For 18 months Donald Trump campaigned on building a wall on America’s southern border, and promised countless — hundreds if not thousands of times — that Mexico would pay for it “100%.” But just seven days after he was sworn in as president, Donald Trump begged President Enrique Peña Nieto to stop saying Mexico would not pay for the wall, and promised him a deal so that the costs of construction would even out between the two countries.

“You cannot say that to the press,” Trump told the Mexican president, speaking of Peña Nieto’s very public remarks refusing to pay for Trump’s wall, according to a complete transcript obtained by The Washington Post.

Trump told his counterpart, “if you are going to say that Mexico is not going to pay for the wall, then I do not want to meet with you guys anymore because I cannot live with that.”

Between taxes and tariffs and other financial options Trump promised the costs “will work out in the formula somehow,” and, “it will come out in the wash, and that is okay,” meaning neither country would be the loser. 

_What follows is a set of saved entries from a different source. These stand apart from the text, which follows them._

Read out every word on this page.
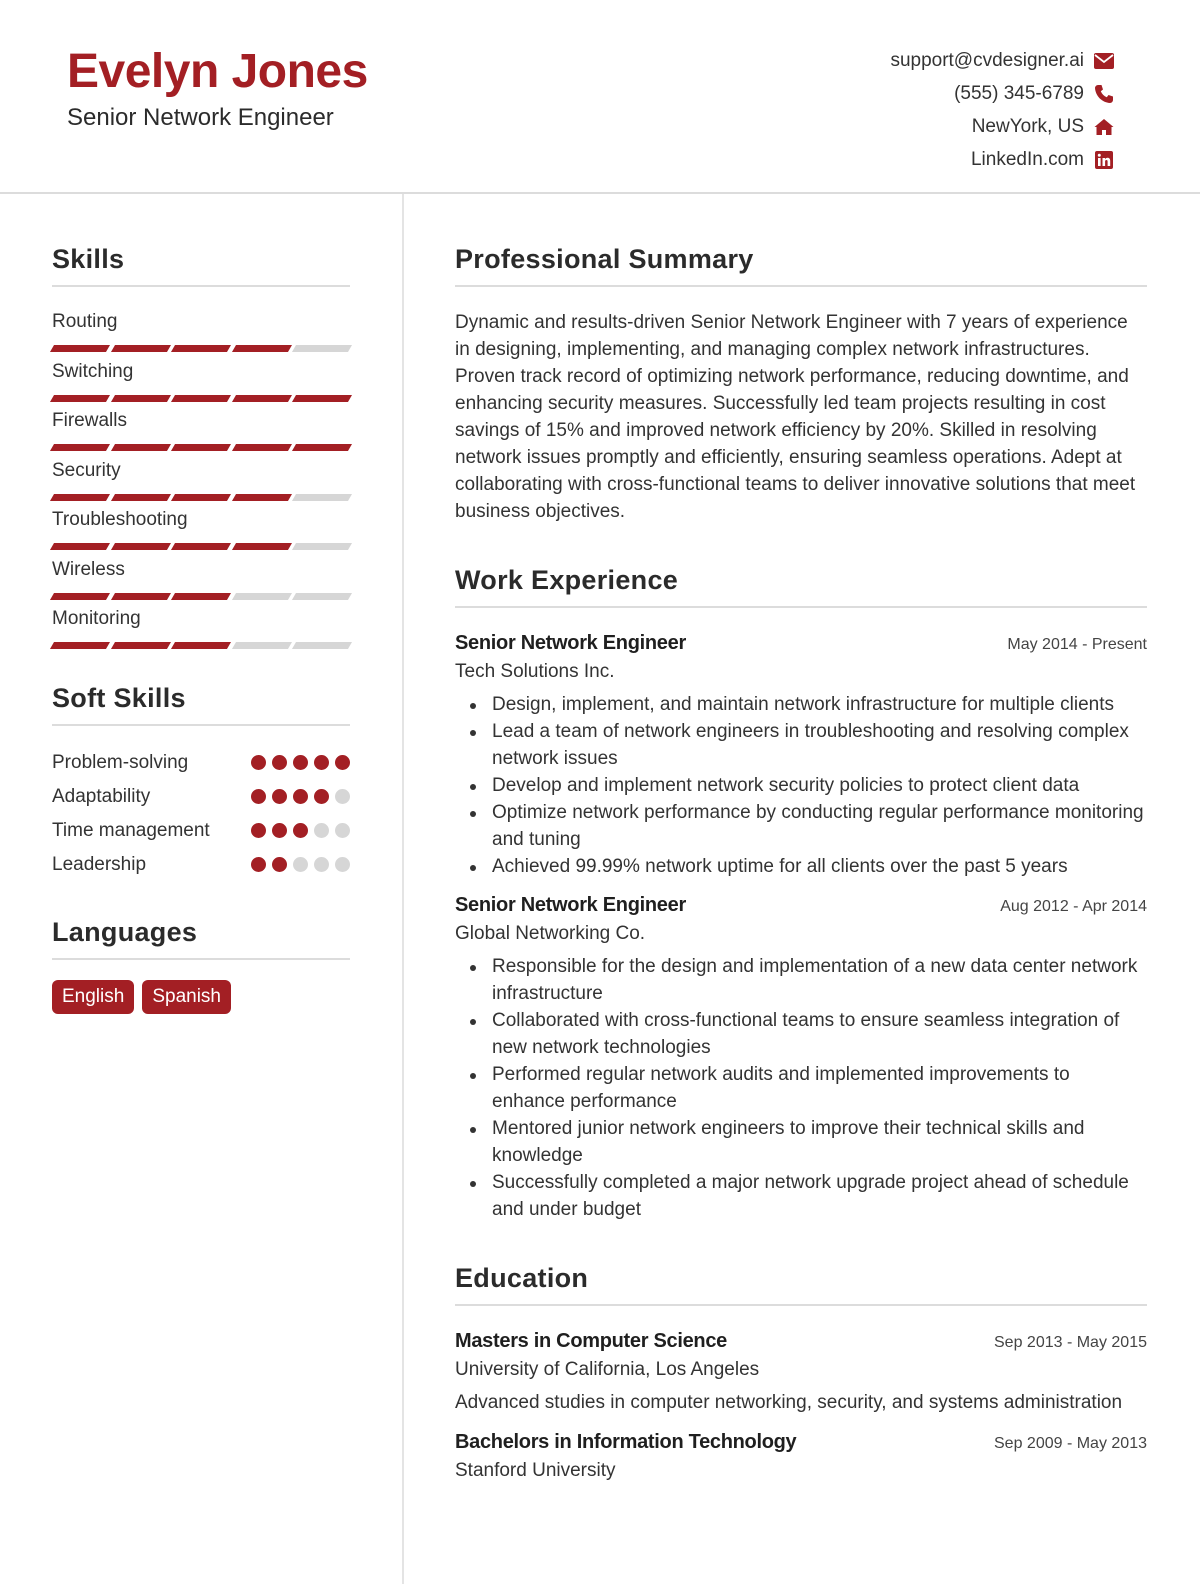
Evelyn Jones
Senior Network Engineer
support@cvdesigner.ai
(555) 345-6789
NewYork, US
LinkedIn.com
Skills
Routing
Switching
Firewalls
Security
Troubleshooting
Wireless
Monitoring
Soft Skills
Problem-solving
Adaptability
Time management
Leadership
Languages
English	Spanish
Professional Summary
Dynamic and results-driven Senior Network Engineer with 7 years of experience in designing, implementing, and managing complex network infrastructures. Proven track record of optimizing network performance, reducing downtime, and enhancing security measures. Successfully led team projects resulting in cost savings of 15% and improved network efficiency by 20%. Skilled in resolving network issues promptly and efficiently, ensuring seamless operations. Adept at collaborating with cross-functional teams to deliver innovative solutions that meet business objectives.
Work Experience
Senior Network Engineer	May 2014 - Present
Tech Solutions Inc.
Design, implement, and maintain network infrastructure for multiple clients
Lead a team of network engineers in troubleshooting and resolving complex network issues
Develop and implement network security policies to protect client data
Optimize network performance by conducting regular performance monitoring and tuning
Achieved 99.99% network uptime for all clients over the past 5 years
Senior Network Engineer	Aug 2012 - Apr 2014
Global Networking Co.
Responsible for the design and implementation of a new data center network infrastructure
Collaborated with cross-functional teams to ensure seamless integration of new network technologies
Performed regular network audits and implemented improvements to enhance performance
Mentored junior network engineers to improve their technical skills and knowledge
Successfully completed a major network upgrade project ahead of schedule and under budget
Education
Masters in Computer Science	Sep 2013 - May 2015
University of California, Los Angeles
Advanced studies in computer networking, security, and systems administration
Bachelors in Information Technology	Sep 2009 - May 2013
Stanford University
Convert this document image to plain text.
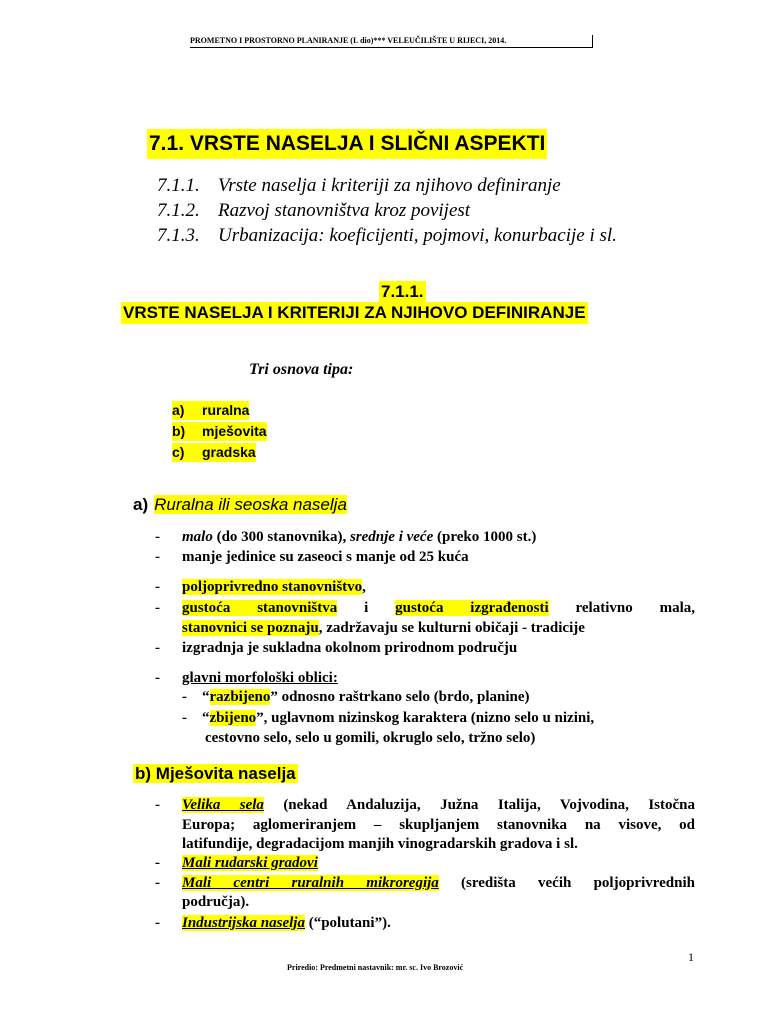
PROMETNO I PROSTORNO PLANIRANJE (I. dio)*** VELEUČILIŠTE U RIJECI, 2014.
7.1. VRSTE NASELJA I SLIČNI ASPEKTI
7.1.1. Vrste naselja i kriteriji za njihovo definiranje
7.1.2. Razvoj stanovništva kroz povijest
7.1.3. Urbanizacija: koeficijenti, pojmovi, konurbacije i sl.
7.1.1.
VRSTE NASELJA I KRITERIJI ZA NJIHOVO DEFINIRANJE
Tri osnova tipa:
a) ruralna
b) mješovita
c) gradska
a) Ruralna ili seoska naselja
- malo (do 300 stanovnika), srednje i veće (preko 1000 st.)
- manje jedinice su zaseoci s manje od 25 kuća
- poljoprivredno stanovništvo,
- gustoća stanovništva i gustoća izgrađenosti relativno mala,
stanovnici se poznaju, zadržavaju se kulturni običaji - tradicije
- izgradnja je sukladna okolnom prirodnom području
- glavni morfološki oblici:
- “razbijeno” odnosno raštrkano selo (brdo, planine)
- “zbijeno”, uglavnom nizinskog karaktera (nizno selo u nizini,
cestovno selo, selo u gomili, okruglo selo, tržno selo)
b) Mješovita naselja
- Velika sela (nekad Andaluzija, Južna Italija, Vojvodina, Istočna
Europa; aglomeriranjem – skupljanjem stanovnika na visove, od
latifundije, degradacijom manjih vinogradarskih gradova i sl.
- Mali rudarski gradovi
- Mali centri ruralnih mikroregija (središta većih poljoprivrednih
područja).
- Industrijska naselja (“polutani”).
1
Priredio: Predmetni nastavnik: mr. sc. Ivo Brozović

The only thing I will ask you though is on the wall, you and I both have a political problem,” Trump says in his January 27 telephone conversation with President Peña Nieto. “My people stand up and say, ‘Mexico will pay for the wall’ and your people probably say something in a similar but slightly different language,” Trump continued. 

“But the fact is we are both in a little bit of a political bind because I have to have Mexico pay for the wall – I have to [bolding added]. I have been talking about it for a two year period, and the reason I say they are going to pay for the wall is because Mexico has made a fortune out of the stupidity of U.S. trade representatives. They are beating us at trade and they are beating us at the border, and they are killing us with drugs. Now I know you are not involved with that, but regardless of who is making all the money, billions and billions and billions – some people say more – is being made on drug trafficking that is coming through Mexico. Some people say that the business of drug trafficking is bigger than the business of taking our factory jobs,” Trump added.

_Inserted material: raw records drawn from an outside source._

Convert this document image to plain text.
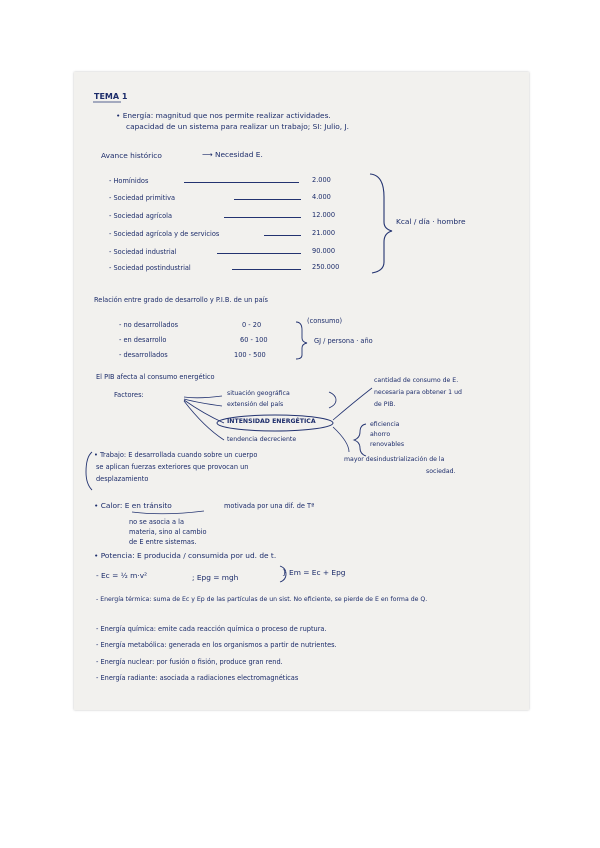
TEMA 1
• Energía: magnitud que nos permite realizar actividades.
capacidad de un sistema para realizar un trabajo; SI: Julio, J.
Avance histórico	⟶ Necesidad E.
- Homínidos	2.000
- Sociedad primitiva	4.000
- Sociedad agrícola	12.000
- Sociedad agrícola y de servicios	21.000
- Sociedad industrial	90.000
- Sociedad postindustrial	250.000
Kcal / día · hombre
Relación entre grado de desarrollo y P.I.B. de un país
- no desarrollados	0 - 20
- en desarrollo	60 - 100
- desarrollados	100 - 500
(consumo)
GJ / persona · año
El PIB afecta al consumo energético
Factores:	situación geográfica
extensión del país
INTENSIDAD ENERGÉTICA
tendencia decreciente
cantidad de consumo de E.
necesaria para obtener 1 ud
de PIB.
eficiencia
ahorro
renovables
mayor desindustrialización de la
sociedad.
• Trabajo: E desarrollada cuando sobre un cuerpo
se aplican fuerzas exteriores que provocan un
desplazamiento
• Calor: E en tránsito	motivada por una dif. de Tª
no se asocia a la
materia, sino al cambio
de E entre sistemas.
• Potencia: E producida / consumida por ud. de t.
- Ec = ½ m·v²	; Epg = mgh
} Em = Ec + Epg
- Energía térmica: suma de Ec y Ep de las partículas de un sist. No eficiente, se pierde de E en forma de Q.
- Energía química: emite cada reacción química o proceso de ruptura.
- Energía metabólica: generada en los organismos a partir de nutrientes.
- Energía nuclear: por fusión o fisión, produce gran rend.
- Energía radiante: asociada a radiaciones electromagnéticas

“So what I would like to recommend is – if we are going to have continued dialogue – we will work out the wall. They are going to say, ‘who is going to pay for the wall, Mr. President?’ to both of us, and we should both say, ‘we will work it out.’ It will work out in the formula somehow. As opposed to you saying, ‘we will not pay’ and me saying, ‘we will not pay.'”

“Because,” Trump continued in his telephone call, “you and I are both at a point now where we are both saying we are not to pay for the wall. From a political standpoint, that is what we will say. We cannot say that anymore because if you are going to say that Mexico is not going to pay for the wall, then I do not want to meet with you guys anymore because I cannot live with that. I am willing to say that we will work it out, but that means it will come out in the wash and that is okay. But you cannot say anymore that the United States is going to pay for the wall,” Trump begged. 

“I am just going to say that we are working it out. Believe it or not, this is the least important thing that we are talking about, but politically this might be the most important talk about. But in terms of dollars – or pesos – it is the least important thing. I know how to build very inexpensively, so it will be much lower than these numbers I am being presented with, and it will be a better wall and it will look nice. And it will do the job.

Six months later Trump would meet President Peña Nieto face to face, and tell reporters present that Mexico “absolutely” would be paying for the wall.